Encombrant, couteux à transporter et à stocker, obligatoirement lié à la prestation de montage, le pneumatique est un produit particulier à la vente. Allopneus.com en a pourtant fait le coeur de sa stratégie digitale. Et le coup de poker est plutôt réussi. La société, dont Michelin a pris 40% du capital en 2015, revendique une part de marché de 9%, avec 3,5 millions de pneus vendus en 2016 sur un marché estimé à 39 millions d’unités chaque année. Le site se positionnerait ainsi comme la première enseigne de vente de pneus en France, tous canaux confondus.

D'ailleurs, les acteurs du Web ont complétement rebattu les cartes. Au début des années 2000, le marché du pneumatique était bataillé par trois acteurs : les négociants spécialistes, les concessionnaires (et garages) et les centres-autos. Les pure player ont fait leur apparition quelques années après et représentent aujourd’hui 15% du marché en volume.

D’après une étude Google, le pneu serait le produit le plus recherché par les automobilistes, soit 60% des requêtes, devant les pièces détachées, les accessoires et les services de réparation. Aussi, plus de 75% des conducteurs préparaient leurs achats par le biais du Web.

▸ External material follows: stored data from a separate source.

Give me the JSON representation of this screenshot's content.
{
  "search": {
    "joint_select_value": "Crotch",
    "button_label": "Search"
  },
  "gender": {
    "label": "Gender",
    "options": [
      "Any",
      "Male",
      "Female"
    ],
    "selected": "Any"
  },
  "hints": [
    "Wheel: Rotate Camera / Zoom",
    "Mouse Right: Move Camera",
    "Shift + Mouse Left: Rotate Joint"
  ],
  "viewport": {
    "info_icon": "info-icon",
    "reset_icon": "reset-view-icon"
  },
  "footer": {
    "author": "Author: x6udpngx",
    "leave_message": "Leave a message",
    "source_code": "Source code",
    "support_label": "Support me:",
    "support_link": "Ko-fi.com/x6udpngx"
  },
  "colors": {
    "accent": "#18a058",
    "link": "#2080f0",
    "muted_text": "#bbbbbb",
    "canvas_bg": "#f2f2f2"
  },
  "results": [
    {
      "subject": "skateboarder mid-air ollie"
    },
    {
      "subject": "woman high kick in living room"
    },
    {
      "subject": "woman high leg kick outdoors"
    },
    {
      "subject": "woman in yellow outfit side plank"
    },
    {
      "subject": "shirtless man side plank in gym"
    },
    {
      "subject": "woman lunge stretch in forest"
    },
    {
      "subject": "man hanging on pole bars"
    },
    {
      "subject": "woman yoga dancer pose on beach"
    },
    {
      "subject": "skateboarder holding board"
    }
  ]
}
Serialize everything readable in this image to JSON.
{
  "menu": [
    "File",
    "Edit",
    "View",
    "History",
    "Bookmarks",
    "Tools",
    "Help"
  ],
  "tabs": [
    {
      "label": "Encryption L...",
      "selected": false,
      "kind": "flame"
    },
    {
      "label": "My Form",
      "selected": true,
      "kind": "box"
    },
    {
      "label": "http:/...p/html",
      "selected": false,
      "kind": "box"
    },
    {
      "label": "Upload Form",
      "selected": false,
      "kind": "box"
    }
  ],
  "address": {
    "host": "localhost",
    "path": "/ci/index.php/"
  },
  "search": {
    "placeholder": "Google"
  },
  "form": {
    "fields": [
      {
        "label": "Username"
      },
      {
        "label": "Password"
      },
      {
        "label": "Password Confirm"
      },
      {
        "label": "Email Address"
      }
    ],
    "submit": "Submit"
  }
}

En à peine 10 ans, Allopneus.com a conquis le marché notamment par "son approche non-conformiste et inventive", selon l’enseigne. Cette dernière a fondé son business model autour de trois grands axes primordiaux : prix compétitifs grâce à un circuit commercial ultra-court (objectif 50 000 pneus expédiés par jour fin 2017), une offre complète (20 000 références disponibles en permanence sur le site ) et le service. Même en tant que pure player, Allopneus.com a su trouver la parade en proposant le montage de ses pneus vendus dans l’un des 6 000 centres agréés et camionnettes.